Sesuai tuntunan Islam bahwa menyembelih hewan kurban setelah shalat Idul Adha mulai tanggal 10 hingga akhir hari Tasyrik, yakni 13 Zulhijjah, memastikan ibadah kurban sah dan dihitung sebagai ibadah.
Ketua Panitia penyelenggara kurban Syaifuddin mengatakan sama dengan tahun 2025, hewan kurban tahun 2026 masih sebanyak 6 ekor, dengan 42 peserta kurban yang juga masih tetap sama, dan 350 kupon daging dibagikan kepada warga.
"Tentu ada yang ingin berkurban, tetapi munkin belum ada rejeki, tahun depan semoga warga lebih banyak lagi untuk berkurban," katanya.
Ia mengatakan, kondisi ekonomi saat ini lesu ditandai dengan menurunnya daya beli masyarakat sehingga dengan mendapatkan daging kurban ini maka asupan protein hewani warga bisa terpenuhi.
Sesuai syarat hewan kurban yang disembelih adalah sapi yang sehat dan telah mencapai usia tertentu. Daging kurban ini bakal dibagikan kepada kerabat, fakir miskin, yang membutuhkan dengan harapan sekaligus memupuk kepedulian.
Sebelumnya khatib sholat Idul Adha di masjid Al Muhajirin Muhammad Sulaiman Siddiq Amin mengatakan, berkurban adalah ibadah dalam Islam yang dilakukan dengan menyembelih hewan ternak tertentu pada waktu yang telah ditentukan yaitu pada Hari Raya Idul Adha (10 Dzulhijjah) dan hari-hari tasyrik (11–13 Dzulhijjah).

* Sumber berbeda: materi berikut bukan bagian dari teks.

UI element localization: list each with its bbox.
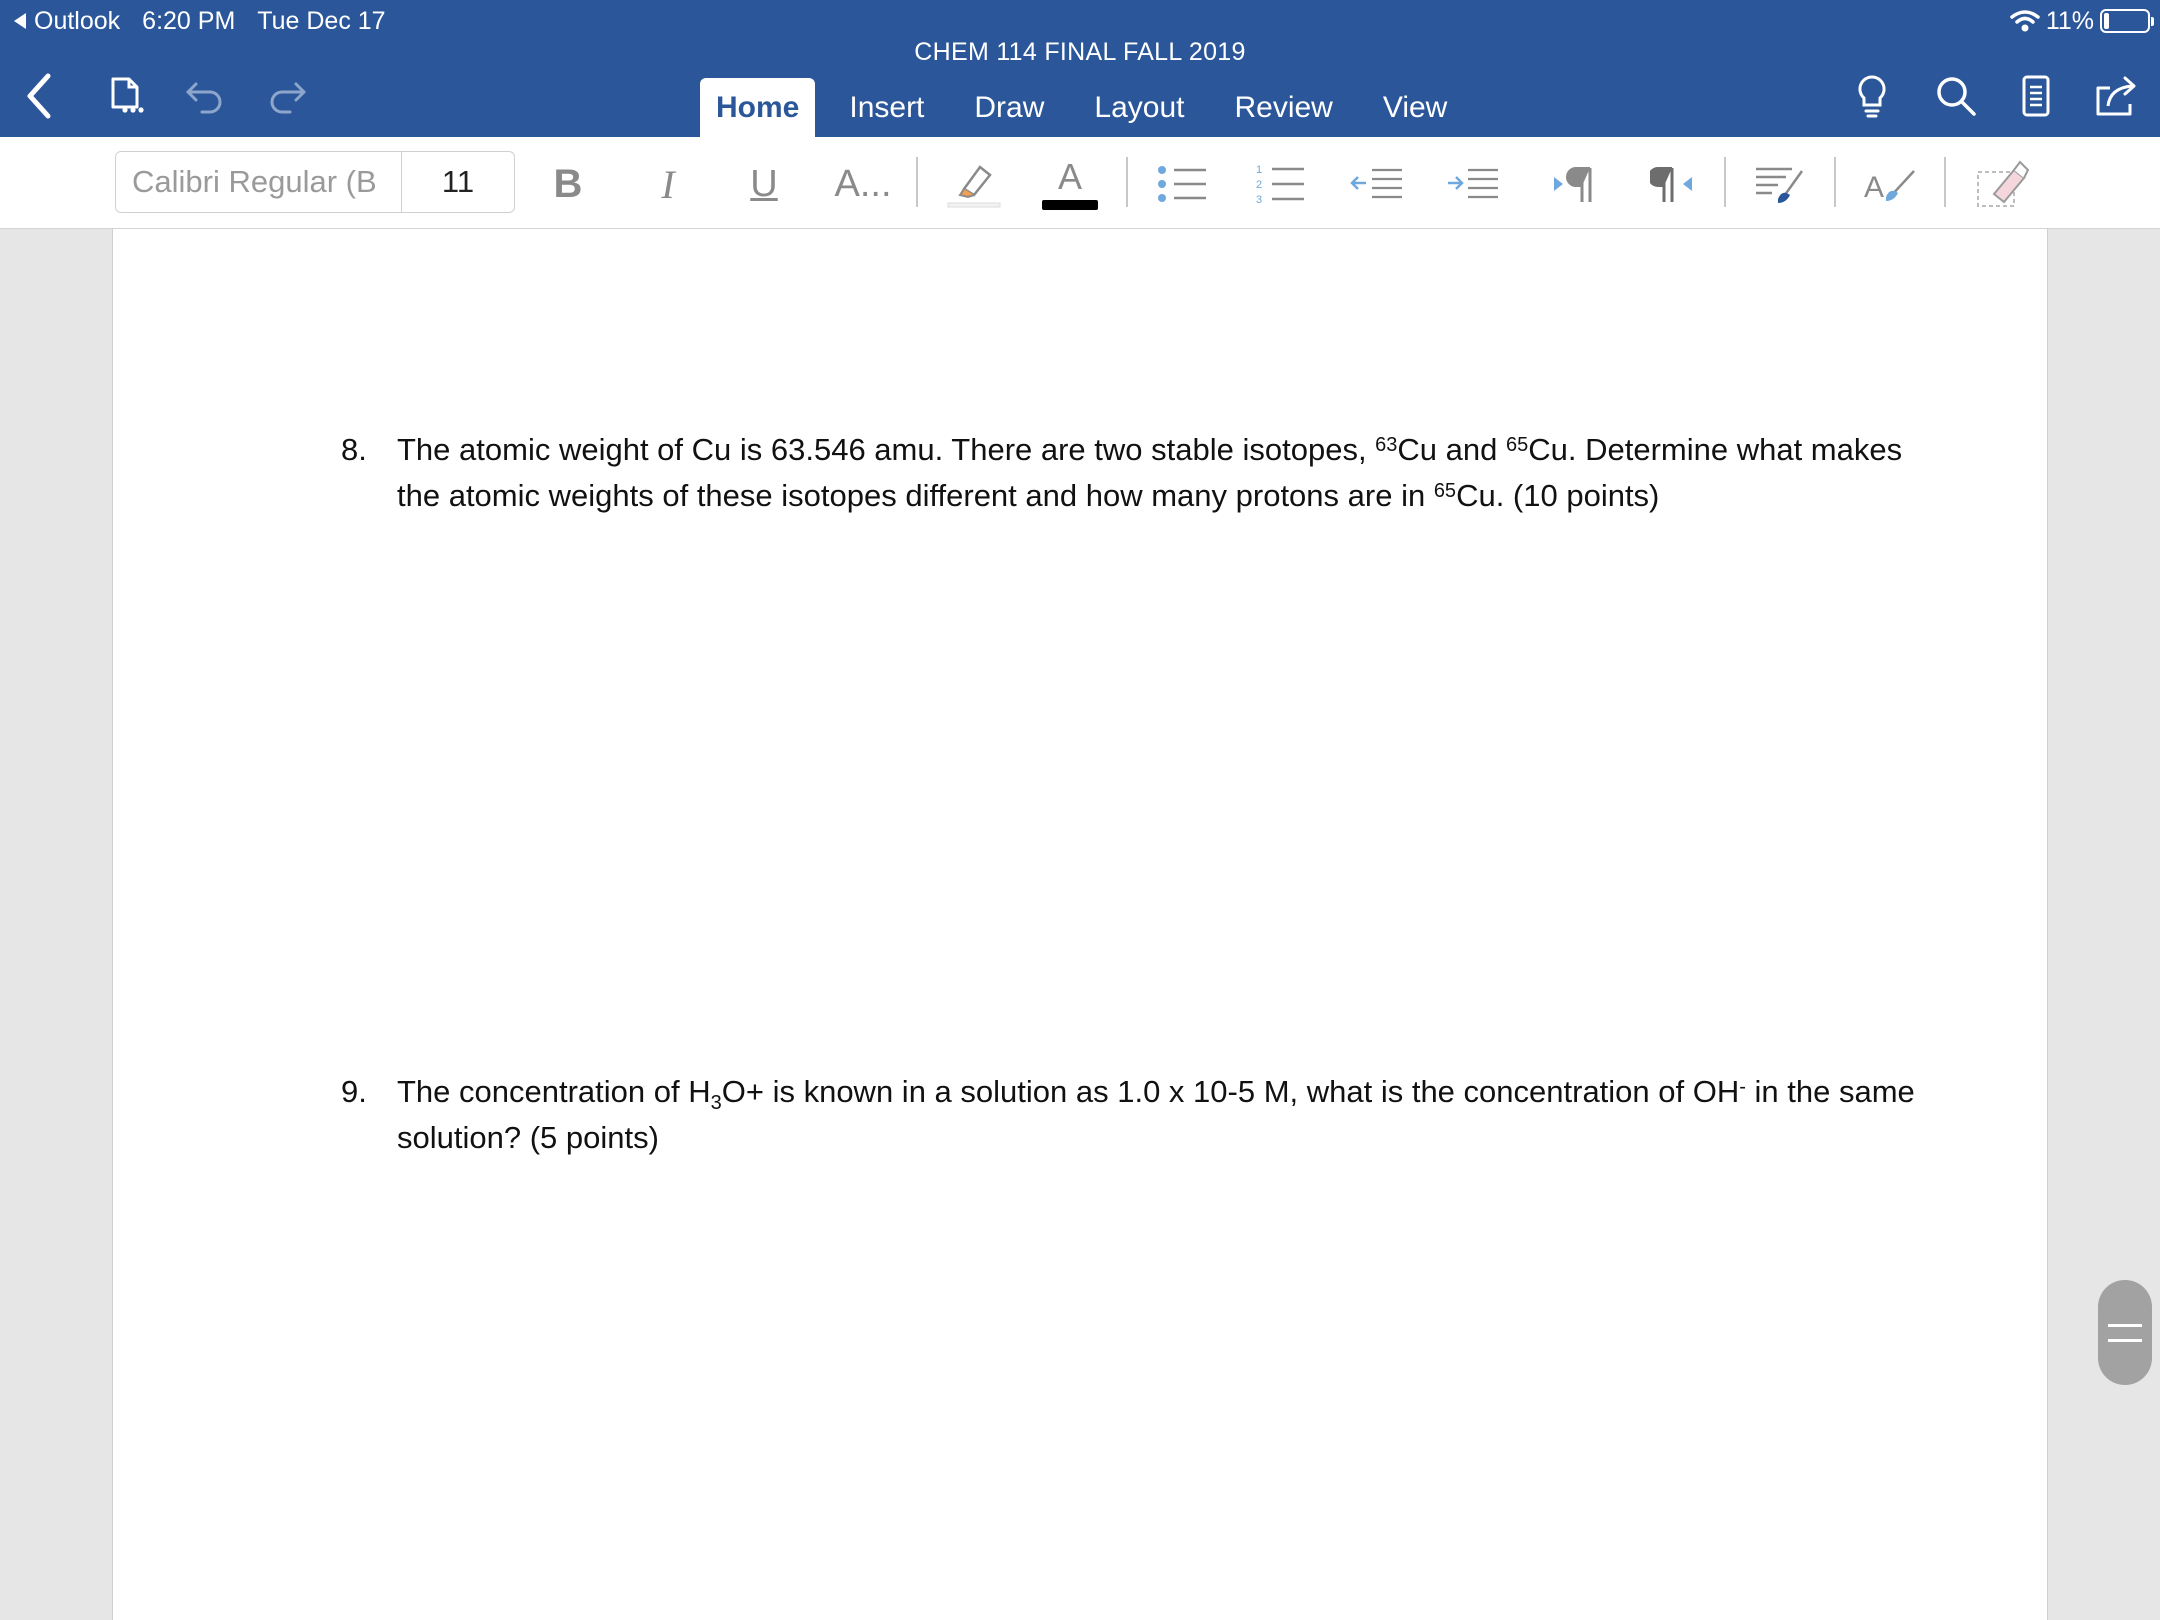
question-text: The atomic weight of Cu is 63.546 amu. T…: [397, 432, 1376, 467]
clear-formatting-icon[interactable]: A: [1862, 155, 1918, 213]
search-icon[interactable]: [1928, 68, 1984, 124]
home-ribbon: Calibri Regular (B 11 B I U A... A 1 2 3: [0, 137, 2160, 229]
undo-icon[interactable]: [178, 68, 234, 124]
grip-icon: [2108, 1323, 2142, 1342]
status-date: Tue Dec 17: [257, 6, 386, 35]
isotope-superscript: 65: [1506, 433, 1529, 456]
tab-insert[interactable]: Insert: [833, 78, 940, 137]
font-options-button[interactable]: A...: [834, 155, 891, 213]
back-triangle-icon: [14, 13, 26, 29]
isotope-superscript: 65: [1433, 479, 1457, 502]
svg-text:A: A: [1864, 171, 1884, 204]
font-picker: Calibri Regular (B 11: [115, 151, 515, 213]
bold-button[interactable]: B: [548, 155, 588, 213]
list-digit: 3: [1256, 194, 1262, 206]
share-icon[interactable]: [2088, 68, 2144, 124]
list-digit: 1: [1256, 164, 1262, 176]
document-page[interactable]: 8. The atomic weight of Cu is 63.546 amu…: [112, 229, 2048, 1620]
tab-home[interactable]: Home: [700, 78, 816, 137]
question-number: 9.: [341, 1074, 367, 1109]
document-title: CHEM 114 FINAL FALL 2019: [914, 38, 1246, 66]
back-app-label: Outlook: [34, 6, 121, 35]
decrease-indent-icon[interactable]: [1350, 155, 1404, 213]
font-color-button[interactable]: A: [1042, 155, 1098, 213]
question-text: O+ is known in a solution as 1.0 x 10-5 …: [721, 1074, 1740, 1109]
lightbulb-icon[interactable]: [1844, 68, 1900, 124]
tab-view[interactable]: View: [1367, 78, 1463, 137]
app-header: Outlook 6:20 PM Tue Dec 17 11% CHEM 114 …: [0, 0, 2160, 137]
tab-review[interactable]: Review: [1218, 78, 1348, 137]
status-bar-right: 11%: [2010, 4, 2154, 38]
question-text: Cu and: [1397, 432, 1506, 467]
rtl-paragraph-icon[interactable]: [1650, 155, 1694, 213]
status-time: 6:20 PM: [142, 6, 236, 35]
question-text: The concentration of H: [397, 1074, 711, 1109]
question-9: 9. The concentration of H3O+ is known in…: [341, 1069, 1917, 1161]
font-size-field[interactable]: 11: [402, 152, 514, 212]
numbered-list-icon[interactable]: 1 2 3: [1254, 155, 1306, 213]
increase-indent-icon[interactable]: [1446, 155, 1500, 213]
ribbon-divider: [1944, 157, 1946, 207]
eraser-icon[interactable]: [1974, 155, 2030, 213]
ltr-paragraph-icon[interactable]: [1552, 155, 1596, 213]
ribbon-divider: [916, 157, 918, 207]
highlight-icon[interactable]: [946, 155, 1002, 213]
ribbon-tabs: Home Insert Draw Layout Review View: [700, 78, 1481, 137]
file-icon[interactable]: [98, 68, 154, 124]
battery-percent: 11%: [2045, 6, 2094, 35]
redo-icon[interactable]: [258, 68, 314, 124]
list-digit: 2: [1256, 179, 1262, 191]
charge-superscript: -: [1739, 1075, 1746, 1098]
font-name-field[interactable]: Calibri Regular (B: [116, 152, 402, 212]
italic-button[interactable]: I: [648, 155, 688, 213]
isotope-superscript: 63: [1375, 433, 1398, 456]
wifi-icon: [2010, 10, 2040, 32]
font-color-swatch: [1042, 200, 1098, 210]
back-to-app-link[interactable]: Outlook: [12, 7, 120, 36]
ribbon-divider: [1724, 157, 1726, 207]
status-bar-left: Outlook 6:20 PM Tue Dec 17: [12, 6, 408, 36]
battery-icon: [2100, 9, 2154, 33]
tab-draw[interactable]: Draw: [958, 78, 1060, 137]
question-number: 8.: [341, 432, 367, 467]
question-8: 8. The atomic weight of Cu is 63.546 amu…: [341, 427, 1917, 519]
bullet-list-icon[interactable]: [1156, 155, 1208, 213]
styles-icon[interactable]: [1752, 155, 1808, 213]
font-color-label: A: [1057, 156, 1082, 197]
question-text: Cu. (10 points): [1456, 478, 1660, 513]
tab-layout[interactable]: Layout: [1078, 78, 1200, 137]
back-chevron-icon[interactable]: [12, 68, 68, 124]
ribbon-divider: [1126, 157, 1128, 207]
scroll-handle[interactable]: [2098, 1280, 2152, 1385]
underline-button[interactable]: U: [744, 155, 784, 213]
subscript: 3: [710, 1092, 722, 1115]
mobile-view-icon[interactable]: [2008, 68, 2064, 124]
ribbon-divider: [1834, 157, 1836, 207]
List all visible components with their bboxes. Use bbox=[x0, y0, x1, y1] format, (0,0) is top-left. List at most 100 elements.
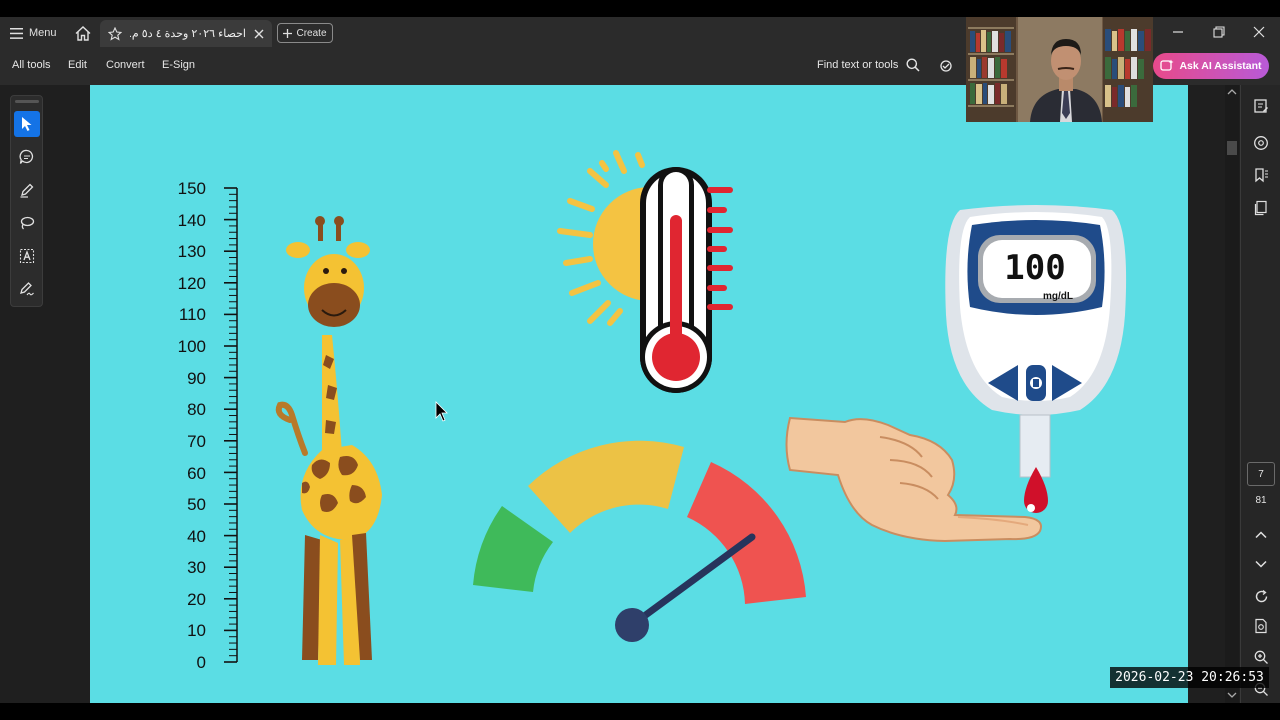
edit-document-icon bbox=[1254, 99, 1268, 113]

Ibadah ini, katanya merupakan bentuk ketaatan kepada Allah SWT sekaligus wujud kepedulian sosial dengan berbagi kepada sesama. Selain bermakna sebagai aktivitas penyembelihan hewan, berkurban juga sebagai simbol pengorbanan, keikhlasan, serta ketakwaan seorang hamba kepada Allah SWT seperti yang dilakukan Nabi Ibrahim AS kepada anaknya Ismail.
Ia menceritakan sejarah bahwa ibadah kurban berakar dari kisah Nabi Ibrahim AS yang diperintahkan Allah SWT untuk menyembelih putranya, Nabi Ismail AS. Ketaatan keduanya kemudian diganti oleh Allah dengan seekor hewan sembelihan, yang menjadi dasar disyariatkannya kurban hingga saat ini.
Dasar hukum kurban dalam Islam adalah sunnah muakkadah, yaitu sunnah yang sangat dianjurkan bagi umat muslim yang mampu. Dalil dari Al-Qur’an, bahwa Allah SWT berfirman dalam QS. Al-Kautsar ayat 2, maka dirikanlah salat karena Tuhanmu dan berkurbanlah.